Yes, we know that a good sense of self-esteem in children is key to happiness and success but, while phrases like “good sharing!” and “great job on the slide!” ring out in playgrounds across the country and teachers give “I’m special” badges to every pupil in the class, one has to ask: Has the self-esteem movement gone too far?
As far back as 1996, Dr Roy Baumeister, Professor of Social Psychology at Florida State University, made a stir when he posited that criminals and drug abusers actually have higher self-esteem than the general population. But new research by child-development experts is increasingly indicating that the modern habit of constant praise – albeit born of good intentions in the Age of Aquarius – is actually making young people cynical and unmotivated.

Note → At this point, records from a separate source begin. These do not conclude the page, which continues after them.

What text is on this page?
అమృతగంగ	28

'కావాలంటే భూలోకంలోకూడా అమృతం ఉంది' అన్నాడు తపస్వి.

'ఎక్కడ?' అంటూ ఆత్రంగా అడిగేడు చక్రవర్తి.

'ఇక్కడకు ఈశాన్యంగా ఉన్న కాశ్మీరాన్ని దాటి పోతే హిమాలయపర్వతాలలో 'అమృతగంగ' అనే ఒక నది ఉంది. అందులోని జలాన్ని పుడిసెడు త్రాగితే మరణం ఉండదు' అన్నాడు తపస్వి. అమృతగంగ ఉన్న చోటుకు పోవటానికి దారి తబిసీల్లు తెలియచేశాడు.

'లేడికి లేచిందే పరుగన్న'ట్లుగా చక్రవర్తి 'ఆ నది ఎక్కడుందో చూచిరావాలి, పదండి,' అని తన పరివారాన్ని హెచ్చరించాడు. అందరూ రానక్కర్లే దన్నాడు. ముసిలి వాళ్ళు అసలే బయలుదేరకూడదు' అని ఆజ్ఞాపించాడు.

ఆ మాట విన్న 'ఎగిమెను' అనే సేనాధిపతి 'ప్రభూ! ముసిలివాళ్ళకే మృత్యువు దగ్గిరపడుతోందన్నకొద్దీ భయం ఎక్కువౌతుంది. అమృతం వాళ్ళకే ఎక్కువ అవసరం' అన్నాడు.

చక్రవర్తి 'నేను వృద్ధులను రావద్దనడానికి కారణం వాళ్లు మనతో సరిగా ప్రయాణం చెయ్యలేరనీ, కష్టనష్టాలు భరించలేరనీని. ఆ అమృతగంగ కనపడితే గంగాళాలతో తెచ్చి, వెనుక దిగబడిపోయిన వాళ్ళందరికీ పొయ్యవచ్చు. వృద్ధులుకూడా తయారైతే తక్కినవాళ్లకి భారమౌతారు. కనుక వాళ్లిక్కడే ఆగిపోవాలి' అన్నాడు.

It’s not a black-and-white issue, admits social worker Lisa Marcow, who teaches the Self-Esteem and Motivation component of SACAP’s Bachelor of Applied Social Science Degree. Marcow insists that, in order to understand the effects of constant praise on self-esteem, it’s necessary to understand the nature of self-esteem itself. “Praise and affirmation are not the only factors that influence self-esteem,” she explains. “Self-esteem is determined by an individual’s inner thoughts and overall emotional evaluation of his or her own worth.”
However, for many new-Millennials (loosely defined as those born between 1982 and 1999), praise comes as readily as oxygen. Where the constant lament of the generation who grew up in the 1950s and 1960s was more along the lines of “Nothing I did was ever good enough for my parents”, the pendulum has now swung and this generation has been bathed from the cradle in affirmations and awards meant to boost their egos – and, by extension, their prospects in life.

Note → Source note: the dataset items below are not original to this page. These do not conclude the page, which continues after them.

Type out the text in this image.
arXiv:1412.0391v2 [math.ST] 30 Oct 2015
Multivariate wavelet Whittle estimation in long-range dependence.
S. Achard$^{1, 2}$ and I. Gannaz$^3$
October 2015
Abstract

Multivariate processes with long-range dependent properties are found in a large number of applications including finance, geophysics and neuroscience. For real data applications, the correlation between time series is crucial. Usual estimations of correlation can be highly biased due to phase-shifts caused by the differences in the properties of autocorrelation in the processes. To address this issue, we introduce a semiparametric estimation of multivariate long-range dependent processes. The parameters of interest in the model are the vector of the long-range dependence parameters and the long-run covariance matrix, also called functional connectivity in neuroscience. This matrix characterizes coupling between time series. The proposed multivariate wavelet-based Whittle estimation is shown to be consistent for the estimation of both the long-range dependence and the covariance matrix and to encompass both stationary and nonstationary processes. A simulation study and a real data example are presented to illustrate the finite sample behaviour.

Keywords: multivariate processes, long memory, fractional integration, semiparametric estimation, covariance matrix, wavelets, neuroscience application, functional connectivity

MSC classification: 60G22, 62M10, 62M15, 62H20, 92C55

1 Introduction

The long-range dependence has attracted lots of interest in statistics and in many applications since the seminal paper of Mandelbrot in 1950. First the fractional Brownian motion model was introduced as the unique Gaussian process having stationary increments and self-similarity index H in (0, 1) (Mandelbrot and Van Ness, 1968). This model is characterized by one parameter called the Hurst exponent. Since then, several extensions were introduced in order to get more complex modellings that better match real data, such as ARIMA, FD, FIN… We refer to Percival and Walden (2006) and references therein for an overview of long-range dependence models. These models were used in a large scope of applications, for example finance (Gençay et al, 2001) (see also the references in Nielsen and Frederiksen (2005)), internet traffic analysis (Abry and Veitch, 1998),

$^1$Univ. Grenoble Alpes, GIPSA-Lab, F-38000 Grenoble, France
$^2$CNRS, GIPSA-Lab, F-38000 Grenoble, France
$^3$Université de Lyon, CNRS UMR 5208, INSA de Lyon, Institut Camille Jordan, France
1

Some psychologists warn, however, that awarding young people higher marks for less effort and lower levels of achievement may not be doing them any favours in the long run. A sense of entitlement, a lack of motivation and an inability to handle criticism and failure are just some of the downsides to high self-esteem, they assert.
True self-esteem isn’t about a steady stream of compliments and applause, says Marcow; rather, it is about “the individual’s ability to manage his or her internal critic”. Self-esteem develops when children know their limits and responsibilities, are given ample opportunities to challenge themselves, and feel secure that they are loved even when they fail, she explains: “When viewed in this light, those blessed with healthy self-esteem will certainly have a tendency to be more driven and motivated, and, consequently, a greater chance of happiness and success in life.”